Legalità e lavoro sono argomenti che non tirano. Argomenti che non solleticano il grande pubblico. Mettersi a fare un discorso serio, posato, molto pratico su cosa fare da qui ai prossimi dodici mesi per uscire dal pantano è un'ipotesi che ha pochissimo appeal. Meglio qualche biglietto sonante per la restituzione dell'Imu, o qualche parolaccia così, che non si sa mai. E' un approccio poco scientifico, lo so, ma basta ascoltare le voci che circolano, gli umori che si captano in giro, per strada, per capire che qualsiasi politica del buon senso e dell'onestà praticata e non esibita è destinata a prendere pochi voti. Qualsiasi discorso che preveda il rispetto della Costituzione e delle regole, dei diritti della persona e della giustizia sociale non fa presa. E' una bella contraddizione il popolo che volta le spalle a se stesso; il popolo che si suicida svendendosi a quello che urla di più, o a quello che sa illudere meglio. Un popolo, una cittadinanza cioè, che preferisce credere al miracolo piuttosto che fare la fatica di pensare al di là della promessa immediata. E infatti la rivoluzione, come sempre in Italia, è sfociata da un lato nella demagogia dai lampi autoritari dei Cinquestelle e dall'altro nella solita paccottiglia berlusconiana, quando invece, forse, l'unica rivoluzione possibile è quella del lavoro metro su metro, nel rispetto di regole condivise e nella convinzione che solo uniti e con grande fatica sia possibile uscirne.
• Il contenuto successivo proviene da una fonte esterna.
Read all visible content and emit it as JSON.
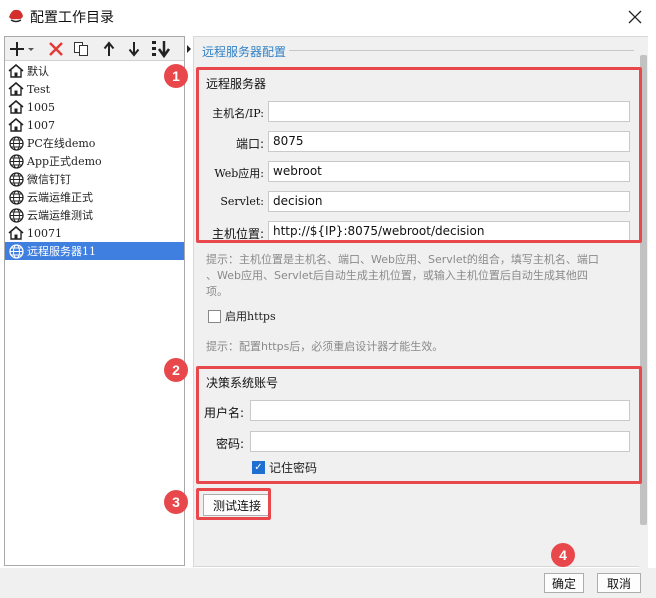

E a sentire e vedere l'Italia smarrita e finta furba di queste settimane, mi viene da pensare che l'unica vera utopia sia proprio questa, molto più delle bugie populiste e del catarismo a costo zero che hanno spopolato alle ultime elezioni. Tutto va a rotoli, ma tanti, veramente tanti italiani vogliono continuare a pensare solo in termini personalistici, continuando sia a sguazzare nella cecità morale della peggiore destra, sia giocando al massacro con i resti della Repubblica. E in conclusione mi chiedo quale possa essere la morale, quale possa essere la via d'uscita se le premesse sono così confuse. Adda passa' 'a nuttata, ancora una volta.